L’Iranien se remit, durant un instant, à observer le paysage derrière la vitre du taxi.
— Le fait que vous ayez vu hier le manuscrit au ministère de la Science confirme que votre collaboration nous est nécessaire. Mais cette option présente deux inconvénients. Le premier est qu’une action militaire de cette nature entraîne des répercutions gênantes, en particulier dans le monde islamique. Le régime iranien se poserait en victime. Mais cet obstacle pourrait être dépassé s’il n’en existait pas un second, lui, insurmontable. C’est que le bombardement n’atteindrait sans doute pas son objectif stratégique final, à savoir anéantir le document d’Einstein et la formule des armes nucléaires. Le manuscrit serait détruit, bien sûr, mais il est plus que probable que des copies existent dans d’autres coffres iraniens ; rien n’empêcherait le régime de fabriquer la bombe à partir de la formule contenue dans le texte. Autrement dit, le bombardement détruirait le manuscrit original, mais pas la formule déjà copiée.
— C’est très juste.
— C’est pourquoi Langley m’a donné, dans le cas où il ne vous serait pas possible d’approcher le manuscrit, des instructions pour mettre immédiatement en œuvre la seconde option.
L’Iranien se tut, l’air préoccupé.
— Et quelle est la seconde option ? demanda Tomás.
Bagheri respira profondément.
— Voler le manuscrit.
— Comment ?
— En allant au ministère et en prenant le manuscrit. Tout simplement.
D’abord surpris, l’historien finit par rire.
— Bon sang, vous n’y allez pas par quatre chemins ! s’exclama-t-il. Voler le manuscrit ? Mais comment allez-vous faire ça ?
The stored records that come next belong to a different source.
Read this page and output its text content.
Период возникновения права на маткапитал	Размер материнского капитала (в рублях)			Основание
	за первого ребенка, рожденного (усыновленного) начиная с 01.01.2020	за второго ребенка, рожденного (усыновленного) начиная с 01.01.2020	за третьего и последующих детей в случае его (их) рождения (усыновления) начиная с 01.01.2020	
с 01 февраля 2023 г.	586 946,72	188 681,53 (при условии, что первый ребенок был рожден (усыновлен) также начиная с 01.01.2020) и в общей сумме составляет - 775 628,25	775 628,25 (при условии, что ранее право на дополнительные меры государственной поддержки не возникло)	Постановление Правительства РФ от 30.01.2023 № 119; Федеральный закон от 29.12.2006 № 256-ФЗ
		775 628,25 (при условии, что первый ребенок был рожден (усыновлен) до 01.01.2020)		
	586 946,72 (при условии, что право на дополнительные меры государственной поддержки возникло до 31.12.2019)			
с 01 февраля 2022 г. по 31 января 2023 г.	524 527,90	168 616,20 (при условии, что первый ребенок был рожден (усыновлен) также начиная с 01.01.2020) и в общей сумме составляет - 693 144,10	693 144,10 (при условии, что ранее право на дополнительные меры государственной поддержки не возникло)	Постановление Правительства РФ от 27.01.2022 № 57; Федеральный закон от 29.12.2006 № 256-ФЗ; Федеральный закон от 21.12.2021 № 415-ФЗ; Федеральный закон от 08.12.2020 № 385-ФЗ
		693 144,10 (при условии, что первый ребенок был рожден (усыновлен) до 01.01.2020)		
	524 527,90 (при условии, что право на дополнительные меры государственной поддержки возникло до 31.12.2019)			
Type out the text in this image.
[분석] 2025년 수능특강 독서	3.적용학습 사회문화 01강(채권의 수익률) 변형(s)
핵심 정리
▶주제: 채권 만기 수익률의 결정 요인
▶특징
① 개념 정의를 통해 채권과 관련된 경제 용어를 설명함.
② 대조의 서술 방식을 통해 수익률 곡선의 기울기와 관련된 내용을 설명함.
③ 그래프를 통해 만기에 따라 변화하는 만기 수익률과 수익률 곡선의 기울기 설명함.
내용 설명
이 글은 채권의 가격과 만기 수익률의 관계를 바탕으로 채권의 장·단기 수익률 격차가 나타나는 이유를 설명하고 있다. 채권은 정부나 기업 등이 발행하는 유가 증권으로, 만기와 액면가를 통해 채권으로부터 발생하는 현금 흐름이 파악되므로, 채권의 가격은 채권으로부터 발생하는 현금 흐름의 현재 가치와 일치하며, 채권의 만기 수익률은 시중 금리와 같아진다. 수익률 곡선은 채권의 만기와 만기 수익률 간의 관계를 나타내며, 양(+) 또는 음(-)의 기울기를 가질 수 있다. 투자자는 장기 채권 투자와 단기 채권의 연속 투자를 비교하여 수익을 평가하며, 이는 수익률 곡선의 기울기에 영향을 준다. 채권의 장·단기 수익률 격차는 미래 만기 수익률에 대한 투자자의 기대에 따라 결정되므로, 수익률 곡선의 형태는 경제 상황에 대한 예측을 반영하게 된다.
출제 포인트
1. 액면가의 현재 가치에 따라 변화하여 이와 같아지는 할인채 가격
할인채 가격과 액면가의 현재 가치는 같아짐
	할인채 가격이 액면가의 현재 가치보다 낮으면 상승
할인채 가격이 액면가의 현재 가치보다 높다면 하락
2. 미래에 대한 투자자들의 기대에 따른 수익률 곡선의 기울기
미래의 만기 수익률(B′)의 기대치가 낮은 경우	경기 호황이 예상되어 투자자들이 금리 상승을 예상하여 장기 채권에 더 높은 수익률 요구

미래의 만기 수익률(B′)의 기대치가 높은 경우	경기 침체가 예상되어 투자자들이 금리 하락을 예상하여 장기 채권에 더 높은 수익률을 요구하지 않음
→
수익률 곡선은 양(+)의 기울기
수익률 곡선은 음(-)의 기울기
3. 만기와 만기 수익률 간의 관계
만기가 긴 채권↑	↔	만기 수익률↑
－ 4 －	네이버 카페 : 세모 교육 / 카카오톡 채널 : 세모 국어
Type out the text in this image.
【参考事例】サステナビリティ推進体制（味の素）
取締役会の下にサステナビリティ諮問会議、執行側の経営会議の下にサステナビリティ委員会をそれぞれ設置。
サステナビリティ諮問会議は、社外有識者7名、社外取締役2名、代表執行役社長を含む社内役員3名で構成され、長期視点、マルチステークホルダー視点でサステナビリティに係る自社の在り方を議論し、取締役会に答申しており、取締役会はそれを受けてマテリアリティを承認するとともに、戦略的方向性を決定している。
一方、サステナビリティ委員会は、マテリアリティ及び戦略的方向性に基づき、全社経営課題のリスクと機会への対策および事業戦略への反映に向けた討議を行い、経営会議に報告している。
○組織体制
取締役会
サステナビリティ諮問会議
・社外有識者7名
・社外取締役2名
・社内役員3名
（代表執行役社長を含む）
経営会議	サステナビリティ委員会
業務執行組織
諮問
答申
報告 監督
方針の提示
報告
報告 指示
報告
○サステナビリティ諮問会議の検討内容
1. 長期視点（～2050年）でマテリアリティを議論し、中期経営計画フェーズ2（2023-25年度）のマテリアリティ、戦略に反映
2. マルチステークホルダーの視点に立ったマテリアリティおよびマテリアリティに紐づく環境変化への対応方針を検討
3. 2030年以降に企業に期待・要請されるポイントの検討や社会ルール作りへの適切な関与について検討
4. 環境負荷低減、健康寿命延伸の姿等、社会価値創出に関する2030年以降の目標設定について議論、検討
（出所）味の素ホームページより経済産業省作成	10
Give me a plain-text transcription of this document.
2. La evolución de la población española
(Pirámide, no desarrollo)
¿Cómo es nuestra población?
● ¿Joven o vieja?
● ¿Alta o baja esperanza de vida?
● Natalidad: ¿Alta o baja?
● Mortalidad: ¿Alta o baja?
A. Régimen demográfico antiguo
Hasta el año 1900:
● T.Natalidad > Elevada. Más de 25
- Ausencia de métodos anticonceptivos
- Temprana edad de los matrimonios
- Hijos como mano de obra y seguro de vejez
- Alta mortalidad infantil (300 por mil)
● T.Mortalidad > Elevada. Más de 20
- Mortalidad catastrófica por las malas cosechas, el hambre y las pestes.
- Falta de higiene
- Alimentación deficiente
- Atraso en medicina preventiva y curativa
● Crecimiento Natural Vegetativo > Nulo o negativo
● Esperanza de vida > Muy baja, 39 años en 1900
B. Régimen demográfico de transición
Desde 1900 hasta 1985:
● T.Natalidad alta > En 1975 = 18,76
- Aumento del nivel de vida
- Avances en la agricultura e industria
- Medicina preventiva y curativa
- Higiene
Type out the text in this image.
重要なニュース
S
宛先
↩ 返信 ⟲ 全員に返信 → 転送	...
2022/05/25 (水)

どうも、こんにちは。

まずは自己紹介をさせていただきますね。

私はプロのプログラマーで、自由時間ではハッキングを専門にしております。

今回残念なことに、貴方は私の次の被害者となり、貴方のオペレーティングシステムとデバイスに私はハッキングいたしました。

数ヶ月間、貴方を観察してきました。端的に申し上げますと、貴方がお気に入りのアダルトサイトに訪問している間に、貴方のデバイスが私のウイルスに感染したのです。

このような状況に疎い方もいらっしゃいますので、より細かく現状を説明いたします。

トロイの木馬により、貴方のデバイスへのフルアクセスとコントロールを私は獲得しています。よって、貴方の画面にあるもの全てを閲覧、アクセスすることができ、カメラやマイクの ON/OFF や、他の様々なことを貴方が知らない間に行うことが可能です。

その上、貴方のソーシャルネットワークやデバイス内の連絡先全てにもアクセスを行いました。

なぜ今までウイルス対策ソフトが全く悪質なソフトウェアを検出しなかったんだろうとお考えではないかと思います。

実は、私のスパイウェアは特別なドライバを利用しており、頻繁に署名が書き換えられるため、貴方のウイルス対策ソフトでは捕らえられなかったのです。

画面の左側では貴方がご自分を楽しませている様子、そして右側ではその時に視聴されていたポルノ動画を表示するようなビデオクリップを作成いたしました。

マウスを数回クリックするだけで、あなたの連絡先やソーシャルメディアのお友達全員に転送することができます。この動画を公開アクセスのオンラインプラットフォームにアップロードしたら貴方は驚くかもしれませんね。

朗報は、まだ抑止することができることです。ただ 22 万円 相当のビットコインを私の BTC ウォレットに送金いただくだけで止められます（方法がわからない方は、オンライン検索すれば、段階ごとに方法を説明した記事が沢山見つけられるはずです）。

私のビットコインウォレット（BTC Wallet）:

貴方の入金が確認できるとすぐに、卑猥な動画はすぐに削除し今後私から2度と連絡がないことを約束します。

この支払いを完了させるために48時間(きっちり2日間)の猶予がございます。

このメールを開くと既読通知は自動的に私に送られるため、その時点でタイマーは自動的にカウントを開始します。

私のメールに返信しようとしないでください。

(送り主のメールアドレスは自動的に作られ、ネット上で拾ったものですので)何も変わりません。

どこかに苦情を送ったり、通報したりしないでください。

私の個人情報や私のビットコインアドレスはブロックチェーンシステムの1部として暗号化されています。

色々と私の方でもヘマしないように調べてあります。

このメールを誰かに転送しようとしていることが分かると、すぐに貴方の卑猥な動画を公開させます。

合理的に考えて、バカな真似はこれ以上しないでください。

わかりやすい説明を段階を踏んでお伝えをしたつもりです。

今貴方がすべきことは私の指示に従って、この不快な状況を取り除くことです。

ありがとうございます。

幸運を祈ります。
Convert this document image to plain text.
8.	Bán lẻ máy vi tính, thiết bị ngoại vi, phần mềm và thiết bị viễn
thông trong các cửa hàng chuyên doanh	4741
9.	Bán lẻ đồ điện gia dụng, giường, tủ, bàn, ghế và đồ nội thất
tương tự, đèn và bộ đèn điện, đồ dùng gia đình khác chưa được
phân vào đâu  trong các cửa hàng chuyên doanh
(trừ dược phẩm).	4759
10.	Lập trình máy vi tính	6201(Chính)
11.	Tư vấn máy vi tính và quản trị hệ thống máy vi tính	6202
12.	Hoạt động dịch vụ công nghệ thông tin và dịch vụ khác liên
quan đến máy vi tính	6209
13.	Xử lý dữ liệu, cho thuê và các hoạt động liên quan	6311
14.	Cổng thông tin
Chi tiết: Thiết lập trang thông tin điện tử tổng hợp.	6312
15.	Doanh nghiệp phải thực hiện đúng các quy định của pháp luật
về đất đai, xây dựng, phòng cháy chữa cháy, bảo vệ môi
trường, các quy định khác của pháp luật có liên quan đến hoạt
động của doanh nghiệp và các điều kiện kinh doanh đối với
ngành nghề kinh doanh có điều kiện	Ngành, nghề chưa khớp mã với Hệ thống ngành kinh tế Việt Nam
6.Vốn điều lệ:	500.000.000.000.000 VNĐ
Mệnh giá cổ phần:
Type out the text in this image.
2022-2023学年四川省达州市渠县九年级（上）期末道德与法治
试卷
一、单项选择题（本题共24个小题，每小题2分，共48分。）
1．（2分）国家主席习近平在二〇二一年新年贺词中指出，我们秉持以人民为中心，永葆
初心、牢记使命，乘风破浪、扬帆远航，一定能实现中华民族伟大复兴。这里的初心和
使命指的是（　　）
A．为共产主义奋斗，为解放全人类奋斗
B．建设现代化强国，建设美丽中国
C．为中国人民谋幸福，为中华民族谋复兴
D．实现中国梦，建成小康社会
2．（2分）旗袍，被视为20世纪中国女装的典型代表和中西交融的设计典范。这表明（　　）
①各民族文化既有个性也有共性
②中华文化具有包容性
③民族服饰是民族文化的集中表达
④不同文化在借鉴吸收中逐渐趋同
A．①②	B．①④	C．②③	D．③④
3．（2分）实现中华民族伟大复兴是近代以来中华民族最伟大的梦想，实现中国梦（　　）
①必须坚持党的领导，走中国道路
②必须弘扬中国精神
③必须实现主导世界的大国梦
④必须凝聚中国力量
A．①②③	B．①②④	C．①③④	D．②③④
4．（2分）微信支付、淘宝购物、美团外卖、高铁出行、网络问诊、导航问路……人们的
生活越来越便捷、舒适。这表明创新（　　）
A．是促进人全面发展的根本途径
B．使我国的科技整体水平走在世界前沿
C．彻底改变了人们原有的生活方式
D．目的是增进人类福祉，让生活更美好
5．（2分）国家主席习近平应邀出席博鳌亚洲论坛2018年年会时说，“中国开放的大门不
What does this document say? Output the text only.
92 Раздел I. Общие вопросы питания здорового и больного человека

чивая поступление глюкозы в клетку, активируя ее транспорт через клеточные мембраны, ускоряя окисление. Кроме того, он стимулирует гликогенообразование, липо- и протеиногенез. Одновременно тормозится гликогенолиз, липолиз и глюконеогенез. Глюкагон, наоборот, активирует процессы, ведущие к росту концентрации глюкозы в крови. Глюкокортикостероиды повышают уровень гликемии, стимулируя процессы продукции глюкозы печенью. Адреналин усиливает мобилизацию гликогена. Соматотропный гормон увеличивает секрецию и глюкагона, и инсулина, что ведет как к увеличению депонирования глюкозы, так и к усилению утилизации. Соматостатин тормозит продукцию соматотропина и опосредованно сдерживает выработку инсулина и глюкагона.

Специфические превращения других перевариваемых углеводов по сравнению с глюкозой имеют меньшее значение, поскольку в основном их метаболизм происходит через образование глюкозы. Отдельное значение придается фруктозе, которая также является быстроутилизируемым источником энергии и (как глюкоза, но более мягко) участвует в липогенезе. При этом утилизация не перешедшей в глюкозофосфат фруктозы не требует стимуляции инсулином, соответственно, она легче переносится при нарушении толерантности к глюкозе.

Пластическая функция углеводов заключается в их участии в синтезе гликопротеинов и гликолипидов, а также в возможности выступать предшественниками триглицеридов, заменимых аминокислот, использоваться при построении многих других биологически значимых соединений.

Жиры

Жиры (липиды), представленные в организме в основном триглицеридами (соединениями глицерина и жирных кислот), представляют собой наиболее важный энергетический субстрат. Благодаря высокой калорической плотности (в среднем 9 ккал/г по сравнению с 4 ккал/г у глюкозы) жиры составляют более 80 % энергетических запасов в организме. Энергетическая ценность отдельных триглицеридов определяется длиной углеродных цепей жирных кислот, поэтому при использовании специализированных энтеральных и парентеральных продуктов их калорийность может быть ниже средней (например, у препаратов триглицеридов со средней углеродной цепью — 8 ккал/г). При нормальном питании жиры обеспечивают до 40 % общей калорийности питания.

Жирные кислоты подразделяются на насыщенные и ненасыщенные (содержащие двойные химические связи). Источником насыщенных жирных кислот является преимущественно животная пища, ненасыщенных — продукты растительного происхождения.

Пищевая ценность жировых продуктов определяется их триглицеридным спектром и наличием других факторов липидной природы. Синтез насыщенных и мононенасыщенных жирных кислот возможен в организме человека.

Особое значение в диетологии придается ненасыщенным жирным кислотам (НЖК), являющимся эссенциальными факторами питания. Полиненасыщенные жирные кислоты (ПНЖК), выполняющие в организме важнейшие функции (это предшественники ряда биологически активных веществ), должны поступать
— C’est simple. On se débrouille pour supprimer le garde, on entre à l’intérieur, on localise le document et on s’en empare.
— Mais pourquoi ne pas seulement le microfilmer ? Si vous l’avez sous les yeux, mieux vaudrait vous montrer discrets, non ? Après tout, le fait de voler le manuscrit ne résoudra pas le problème, dès lors qu’ils possèdent certainement, comme vous l’avez dit, des copies conservées dans d’autres endroits.
— Non, ce ne serait pas suffisant. Les États-Unis souhaitent présenter le document au Conseil de sécurité des Nations unies, mais, pour ce faire, il faut d’abord qu’il soit authentifié. Or, ils ne pourront l’authentifier que s’ils ont le manuscrit dans les mains. C’est pourquoi nous devons aller le chercher.
Tomás considéra les conséquences de cette action.
— Mais dites-moi, ce n’est pas dangereux ?
— Tout dans la vie est dangereux. Sortir dans la rue est dangereux.
— J’ai l’impression d’entendre ma mère. Ce qui me préoccupe, c’est de savoir ce qui m’arrivera quand les Iraniens s’apercevront de l’absence du document. Ils ne sont pas idiots et ils feront le lien. Un matin, ils me montrent le manuscrit et, quelques jours après… Il disparaît. Ce sera… comment dirais-je ? Pour le moins suspect.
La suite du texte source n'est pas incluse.